2019 Energy Conference Network Emerging Computing Technologies, Houston

IOT-eq’s ‘Toy-Box’ blends machine learning and PID control for frac sand delivery. Swim.ai on the ‘stateful digital twin’ at the edge.

Blake Burnette from IOT-eq showed how machine learning can be combined with internet of things edge devices to manage sand delivery during a frac job. This can be quite a complex process as customers have many different types of blenders. The sand hopper may run dry or overflow as the service company speeds up or slows down the blender. Many variables affect the process, frac job design, gate heights of the silo and equipment wear. A good problem set for machine learning. Burnette compared traditional PID-controlled sand delivery with machine learning. ML potentially offers a streamlined solution especially when used as a weighting factor to the PID controller. The problem ML is that it may ‘learn’ bad habits over time and the process may take too long. Enter IOT-eq’s ‘Toy Box’, a hardware and software combination that provides IoT connectivity to the cloud and a suite of machine learning dashboards that connect multiple sensors, cameras and operators to investigate and optimize ML solutions.

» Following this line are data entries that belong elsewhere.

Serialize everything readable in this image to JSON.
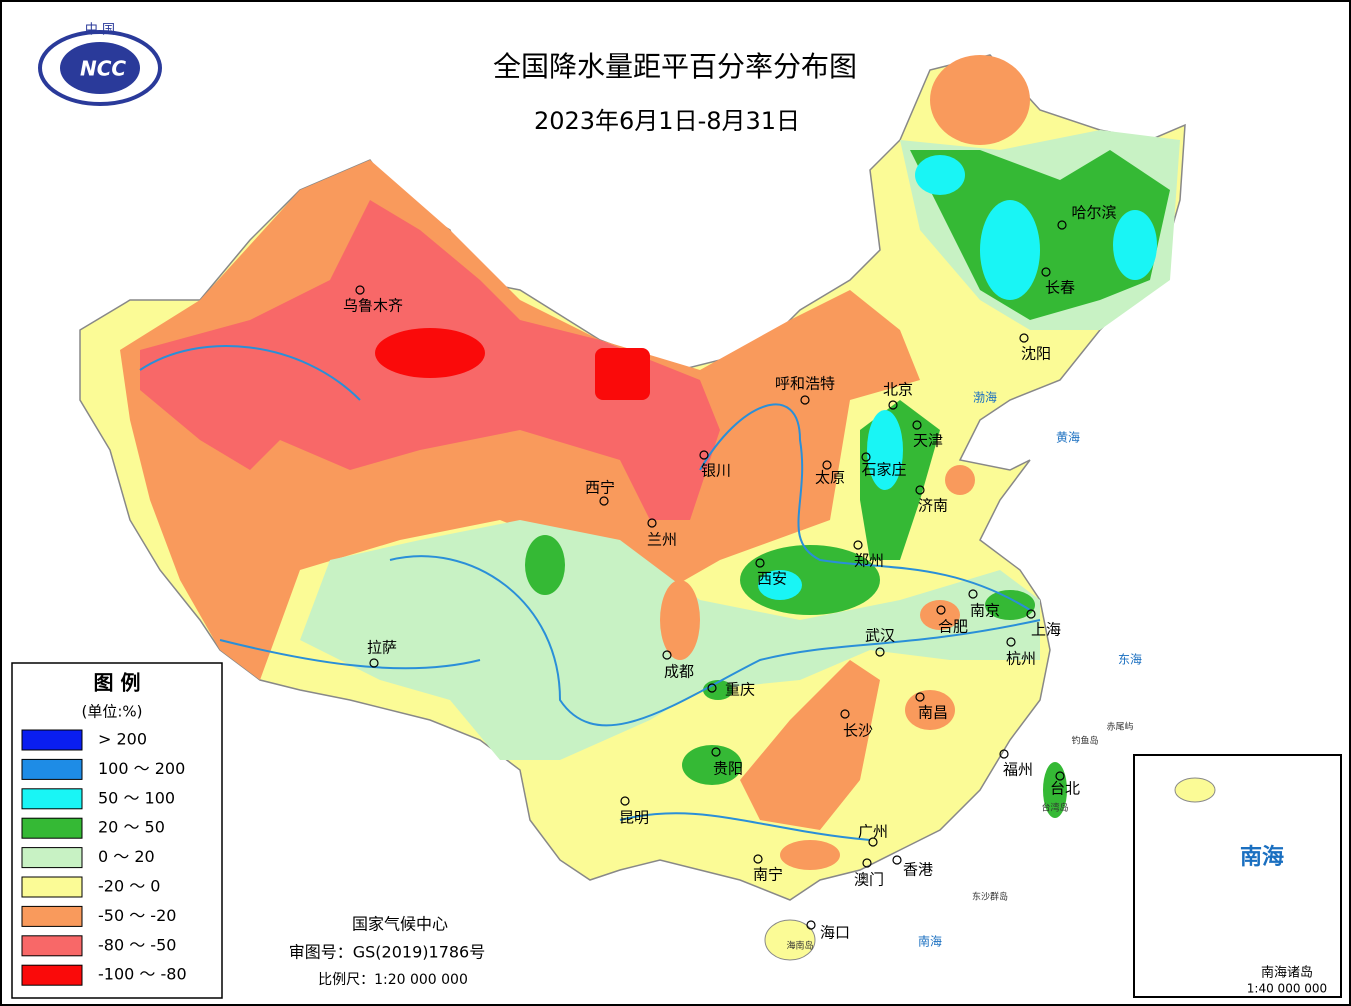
{
  "header": {
    "title": "全国降水量距平百分率分布图",
    "date": "2023年6月1日-8月31日"
  },
  "logo": {
    "top": "中 国",
    "mark": "NCC"
  },
  "legend": {
    "title": "图 例",
    "unit": "(单位:%)",
    "items": [
      {
        "label": "> 200",
        "color": "#0a1ef0"
      },
      {
        "label": "100 ～ 200",
        "color": "#1e8ce6"
      },
      {
        "label": "50 ～ 100",
        "color": "#19f5f5"
      },
      {
        "label": "20 ～ 50",
        "color": "#35b935"
      },
      {
        "label": "0 ～ 20",
        "color": "#c8f2c4"
      },
      {
        "label": "-20 ～ 0",
        "color": "#fbfb96"
      },
      {
        "label": "-50 ～ -20",
        "color": "#f99a5c"
      },
      {
        "label": "-80 ～ -50",
        "color": "#f86868"
      },
      {
        "label": "-100 ～ -80",
        "color": "#fa0a0a"
      }
    ]
  },
  "cities": [
    "乌鲁木齐",
    "呼和浩特",
    "北京",
    "天津",
    "石家庄",
    "太原",
    "银川",
    "西宁",
    "兰州",
    "济南",
    "郑州",
    "西安",
    "南京",
    "合肥",
    "上海",
    "武汉",
    "杭州",
    "成都",
    "重庆",
    "拉萨",
    "长沙",
    "南昌",
    "贵阳",
    "福州",
    "台北",
    "昆明",
    "广州",
    "南宁",
    "澳门",
    "香港",
    "海口",
    "哈尔滨",
    "长春",
    "沈阳"
  ],
  "seas": [
    "渤海",
    "黄海",
    "东海",
    "南海",
    "钓鱼岛",
    "赤尾屿",
    "台湾岛",
    "海南岛",
    "东沙群岛"
  ],
  "footer": {
    "agency": "国家气候中心",
    "approval": "审图号：GS(2019)1786号",
    "scale": "比例尺：1:20 000 000"
  },
  "inset": {
    "sea": "南海",
    "title": "南海诸岛",
    "scale": "1:40 000 000"
  }
}
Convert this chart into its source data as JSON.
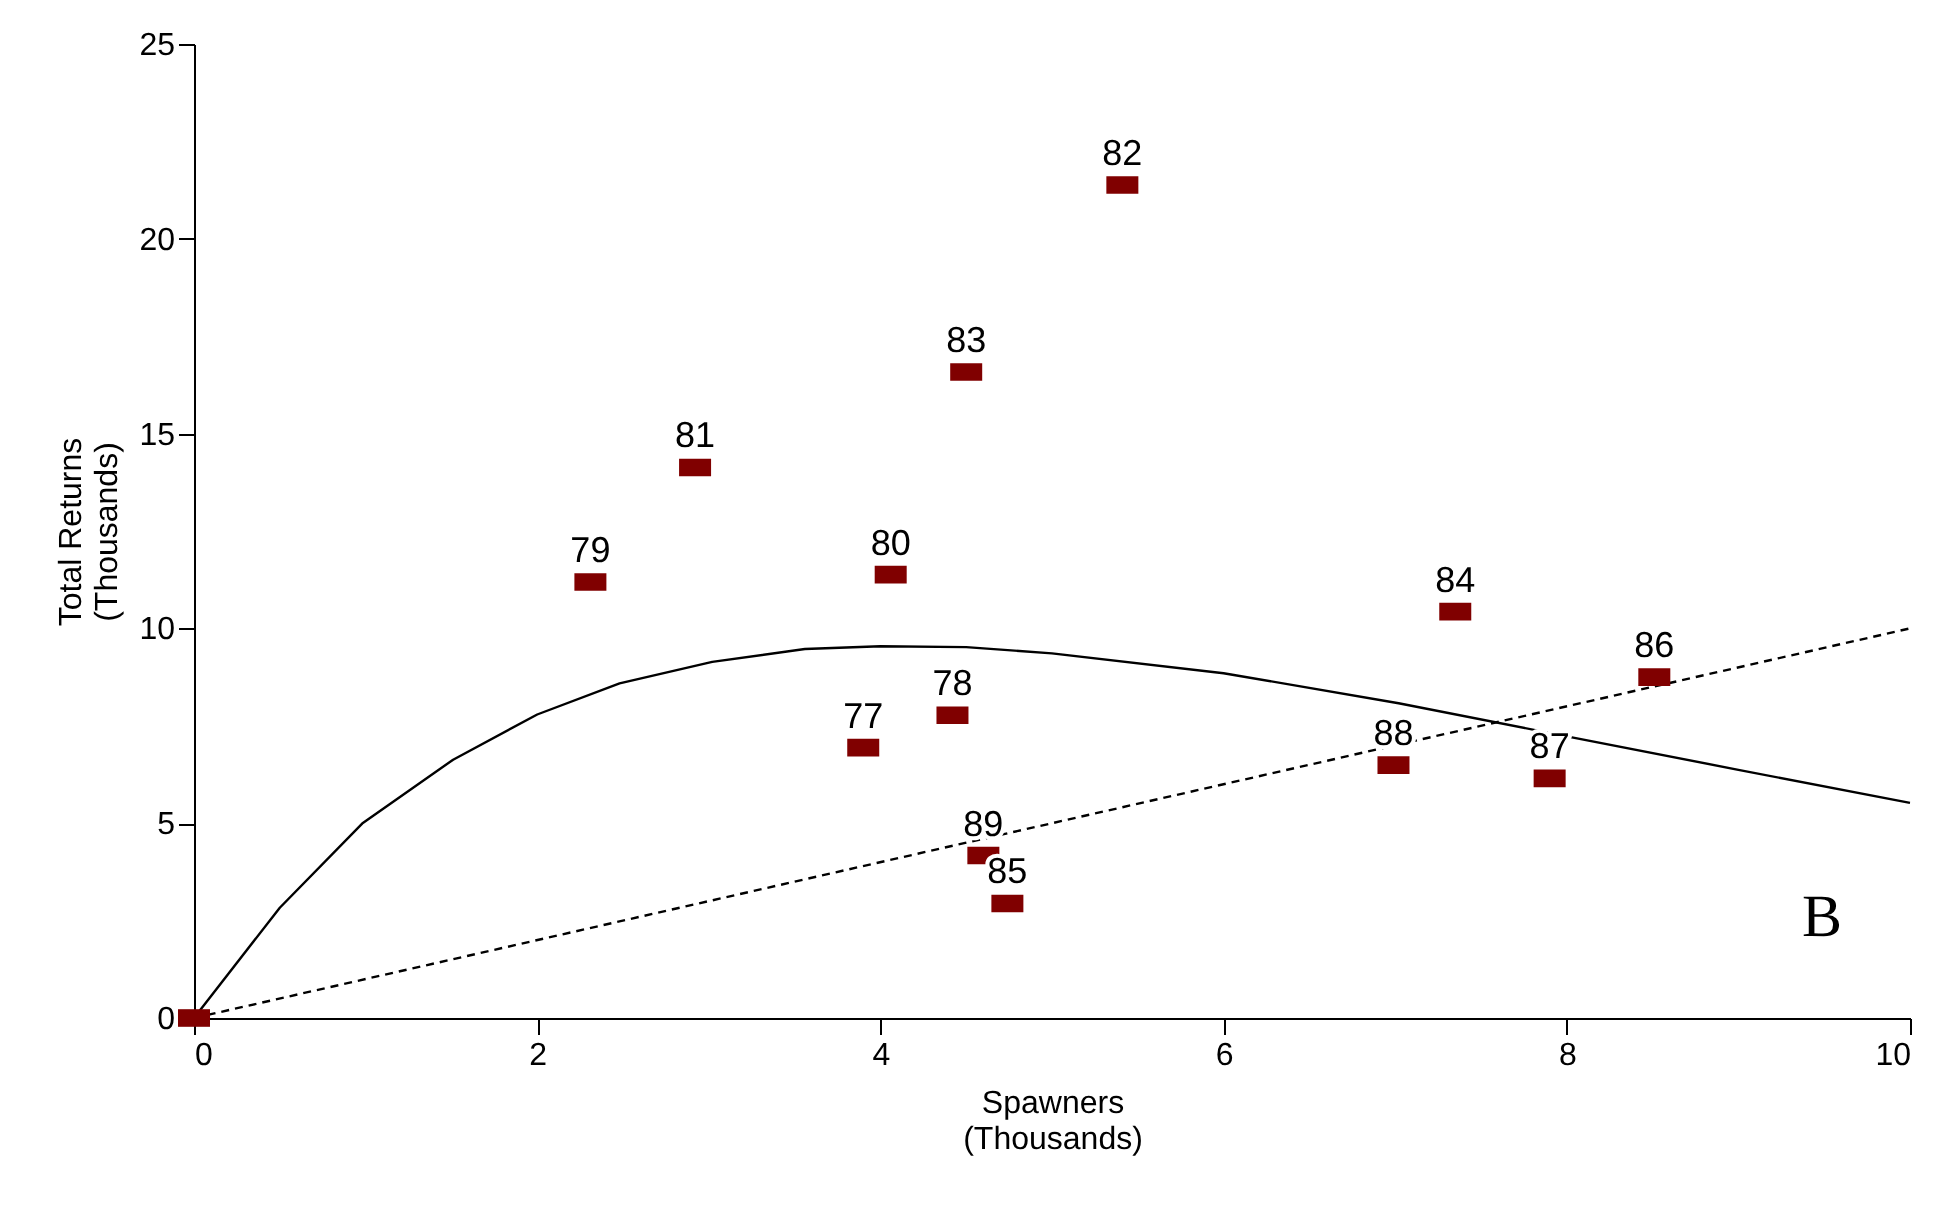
{
  "chart_data": {
    "type": "scatter",
    "xlabel": "Spawners\n(Thousands)",
    "ylabel": "Total Returns\n(Thousands)",
    "xlim": [
      0,
      10
    ],
    "xticks": [
      0,
      2,
      4,
      6,
      8,
      10
    ],
    "ylim": [
      0,
      25
    ],
    "yticks": [
      0,
      5,
      10,
      15,
      20,
      25
    ],
    "grid": false,
    "annotations": [
      "B",
      {
        "text": "77",
        "x": 3.9,
        "y": 6.94
      },
      {
        "text": "78",
        "x": 4.42,
        "y": 7.77
      },
      {
        "text": "79",
        "x": 2.31,
        "y": 11.19
      },
      {
        "text": "80",
        "x": 4.06,
        "y": 11.38
      },
      {
        "text": "81",
        "x": 2.92,
        "y": 14.13
      },
      {
        "text": "82",
        "x": 5.41,
        "y": 21.38
      },
      {
        "text": "83",
        "x": 4.5,
        "y": 16.58
      },
      {
        "text": "84",
        "x": 7.35,
        "y": 10.43
      },
      {
        "text": "85",
        "x": 4.74,
        "y": 2.94
      },
      {
        "text": "86",
        "x": 8.51,
        "y": 8.75
      },
      {
        "text": "87",
        "x": 7.9,
        "y": 6.15
      },
      {
        "text": "88",
        "x": 6.99,
        "y": 6.49
      },
      {
        "text": "89",
        "x": 4.6,
        "y": 4.17
      }
    ],
    "series": [
      {
        "type": "line",
        "color": "#000000",
        "line_style": "solid",
        "marker": "none",
        "x": [
          0,
          0.5,
          0.98,
          1.51,
          2.0,
          2.48,
          3.02,
          3.56,
          4.0,
          4.5,
          5.0,
          6.0,
          7.02,
          8.0,
          9.0,
          10.0
        ],
        "values": [
          0,
          2.83,
          4.99,
          6.63,
          7.79,
          8.59,
          9.14,
          9.47,
          9.54,
          9.52,
          9.36,
          8.85,
          8.08,
          7.23,
          6.37,
          5.52
        ]
      },
      {
        "type": "line",
        "color": "#000000",
        "line_style": "dashed",
        "marker": "none",
        "x": [
          0,
          10
        ],
        "values": [
          0,
          10
        ]
      },
      {
        "color": "#800000",
        "marker": "square",
        "x": [
          0,
          3.9,
          4.42,
          2.31,
          4.06,
          2.92,
          5.41,
          4.5,
          7.35,
          4.74,
          8.51,
          7.9,
          6.99,
          4.6
        ],
        "values": [
          0,
          6.94,
          7.77,
          11.19,
          11.38,
          14.13,
          21.38,
          16.58,
          10.43,
          2.94,
          8.75,
          6.15,
          6.49,
          4.17
        ]
      }
    ]
  }
}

Mark Thompson from Swim.ai believes that edge computing is data-driven computing. The problem is that ‘databases don’t work at the edge’. A database stores information but does not have ‘agency’, the ability to act. On the other hand, real-world data is perishable, constantly changing and does not fit neatly into a database table. Enter the intelligent edge, that analyzes, learns and predicts from streaming data, on-the-fly, building a stateful digital twin model of the real-world directly from data. This is the technology that is used to control traffic lights and to route vehicles through a city without stops. Such edge-based systems can provide high processing bandwidth at a fraction of the costs of cloud-based central controllers.